6 years ago today, my gramma died.
I wrote this post two years ago. I try, very hard, right around this time of year in particular, to share what happened to her. Not to criticize or horrify, but to make people aware of what can happen.
I miss her every day. I put a note in our wedding program that we could see her face, and those of the other family members we've lost, in our loved ones' faces, but I still miss her terribly. She had so much living to do yet--she wanted to live to be a great-gramma, that was her goal. Even thinking that she is in Heaven, picking out the soul that will, one day, be her great-grandchild (I imagine her choosing an ornery little one, but not a red-headed one, she didn't like red hair, even though two of us have it, LOL) doesn't make it any easier. I wonder if the boy who killed her will stop today and say a prayer for her. Did he ever pray for us? If so, he never reached out to us--I know it's too much to expect, but, really, was it too much to ask?

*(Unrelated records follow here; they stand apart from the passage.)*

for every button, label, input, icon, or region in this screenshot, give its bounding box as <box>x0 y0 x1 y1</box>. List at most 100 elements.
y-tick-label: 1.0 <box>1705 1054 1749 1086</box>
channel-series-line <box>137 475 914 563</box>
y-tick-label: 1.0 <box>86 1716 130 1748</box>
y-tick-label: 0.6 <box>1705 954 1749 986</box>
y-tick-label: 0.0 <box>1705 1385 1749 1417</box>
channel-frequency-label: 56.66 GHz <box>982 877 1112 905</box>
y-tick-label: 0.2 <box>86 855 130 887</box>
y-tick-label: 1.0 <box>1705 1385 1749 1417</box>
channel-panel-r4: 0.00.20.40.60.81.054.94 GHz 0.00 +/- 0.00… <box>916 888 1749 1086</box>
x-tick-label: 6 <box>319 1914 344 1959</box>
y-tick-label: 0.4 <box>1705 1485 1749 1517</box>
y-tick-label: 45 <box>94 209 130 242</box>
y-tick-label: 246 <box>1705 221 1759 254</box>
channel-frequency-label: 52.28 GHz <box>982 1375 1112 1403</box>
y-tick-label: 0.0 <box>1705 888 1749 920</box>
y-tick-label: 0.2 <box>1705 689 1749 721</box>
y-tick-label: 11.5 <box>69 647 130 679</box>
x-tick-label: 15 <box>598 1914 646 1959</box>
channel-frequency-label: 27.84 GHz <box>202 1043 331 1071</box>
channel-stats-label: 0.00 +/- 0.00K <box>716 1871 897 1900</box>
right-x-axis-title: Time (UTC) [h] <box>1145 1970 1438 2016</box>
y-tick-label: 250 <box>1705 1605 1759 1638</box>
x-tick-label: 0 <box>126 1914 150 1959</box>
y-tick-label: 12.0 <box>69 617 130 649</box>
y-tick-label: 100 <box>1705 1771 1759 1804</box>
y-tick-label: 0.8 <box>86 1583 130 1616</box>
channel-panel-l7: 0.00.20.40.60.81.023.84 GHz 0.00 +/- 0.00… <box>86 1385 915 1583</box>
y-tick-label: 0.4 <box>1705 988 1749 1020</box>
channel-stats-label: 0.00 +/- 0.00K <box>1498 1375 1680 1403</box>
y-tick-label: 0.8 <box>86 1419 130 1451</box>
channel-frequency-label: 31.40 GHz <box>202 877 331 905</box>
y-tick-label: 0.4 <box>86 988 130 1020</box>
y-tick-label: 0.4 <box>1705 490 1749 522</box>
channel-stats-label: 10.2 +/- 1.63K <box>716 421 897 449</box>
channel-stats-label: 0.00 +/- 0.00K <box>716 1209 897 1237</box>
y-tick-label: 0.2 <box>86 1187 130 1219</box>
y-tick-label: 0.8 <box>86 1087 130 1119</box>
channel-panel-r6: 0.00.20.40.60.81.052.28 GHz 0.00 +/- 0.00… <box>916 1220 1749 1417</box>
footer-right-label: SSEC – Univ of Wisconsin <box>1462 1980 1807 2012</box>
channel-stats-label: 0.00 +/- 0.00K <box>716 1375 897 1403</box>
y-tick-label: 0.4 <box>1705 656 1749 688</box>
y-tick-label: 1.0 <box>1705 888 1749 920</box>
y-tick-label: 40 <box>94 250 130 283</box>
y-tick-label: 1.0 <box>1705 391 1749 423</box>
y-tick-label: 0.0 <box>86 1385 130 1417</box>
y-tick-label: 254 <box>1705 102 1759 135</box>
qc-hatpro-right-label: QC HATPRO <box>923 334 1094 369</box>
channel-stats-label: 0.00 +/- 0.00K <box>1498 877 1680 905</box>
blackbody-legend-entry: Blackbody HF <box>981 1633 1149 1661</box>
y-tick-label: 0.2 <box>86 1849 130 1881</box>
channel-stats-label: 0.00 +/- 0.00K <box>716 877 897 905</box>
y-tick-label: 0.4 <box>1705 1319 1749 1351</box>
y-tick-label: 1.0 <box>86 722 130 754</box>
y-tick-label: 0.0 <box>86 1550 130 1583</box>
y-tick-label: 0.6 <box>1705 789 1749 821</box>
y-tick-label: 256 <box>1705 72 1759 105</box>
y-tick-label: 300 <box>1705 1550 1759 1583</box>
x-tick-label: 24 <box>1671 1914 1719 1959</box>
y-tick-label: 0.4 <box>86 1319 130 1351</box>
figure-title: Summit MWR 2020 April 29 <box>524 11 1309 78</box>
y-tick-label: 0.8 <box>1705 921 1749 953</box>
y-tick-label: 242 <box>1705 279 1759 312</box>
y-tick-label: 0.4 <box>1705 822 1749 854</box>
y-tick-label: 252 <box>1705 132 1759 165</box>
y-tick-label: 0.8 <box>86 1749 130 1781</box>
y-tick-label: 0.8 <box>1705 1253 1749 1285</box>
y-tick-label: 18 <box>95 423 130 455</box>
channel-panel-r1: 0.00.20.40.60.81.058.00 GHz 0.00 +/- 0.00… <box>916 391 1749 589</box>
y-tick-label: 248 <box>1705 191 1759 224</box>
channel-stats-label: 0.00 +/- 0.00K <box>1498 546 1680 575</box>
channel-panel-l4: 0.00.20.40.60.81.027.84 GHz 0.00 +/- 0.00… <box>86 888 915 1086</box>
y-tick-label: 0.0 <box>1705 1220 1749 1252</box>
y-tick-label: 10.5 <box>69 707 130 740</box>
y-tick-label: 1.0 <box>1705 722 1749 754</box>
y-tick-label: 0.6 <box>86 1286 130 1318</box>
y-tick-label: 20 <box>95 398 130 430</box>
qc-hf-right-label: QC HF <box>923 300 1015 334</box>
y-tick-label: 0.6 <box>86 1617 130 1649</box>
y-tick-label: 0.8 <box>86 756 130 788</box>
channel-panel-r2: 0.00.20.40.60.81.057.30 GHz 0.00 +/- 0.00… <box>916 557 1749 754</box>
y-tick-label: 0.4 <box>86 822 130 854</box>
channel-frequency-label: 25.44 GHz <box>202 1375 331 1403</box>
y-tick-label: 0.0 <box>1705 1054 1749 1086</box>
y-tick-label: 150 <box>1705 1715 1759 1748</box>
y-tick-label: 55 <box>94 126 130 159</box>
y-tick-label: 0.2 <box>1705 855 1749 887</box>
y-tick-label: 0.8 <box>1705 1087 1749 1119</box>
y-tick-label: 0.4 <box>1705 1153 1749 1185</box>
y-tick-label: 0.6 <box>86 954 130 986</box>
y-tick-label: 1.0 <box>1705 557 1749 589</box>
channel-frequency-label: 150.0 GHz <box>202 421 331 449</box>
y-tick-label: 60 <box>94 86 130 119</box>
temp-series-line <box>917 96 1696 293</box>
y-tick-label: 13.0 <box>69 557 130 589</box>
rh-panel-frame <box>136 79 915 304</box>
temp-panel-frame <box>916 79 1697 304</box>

But I will try not to dwell on the bad things. Because her life was so much more than that last day. It always gave me great delight to think that I probably had the only set of shine-making grandparents in my high school class. Yes, other people's grammas were probably better educated and more genteel, but mine were COOL! And, how she loved dogs, of all shapes and sizes. How Beazer would have loved his great-grammy. And I take a lot of comfort from the same song that I loved during those first few months, "Drops of Jupiter" by Train. I prefer to think of her as dancing along the light of day. Heaven is a much more interesting place since she went. The world is a better place because she was here.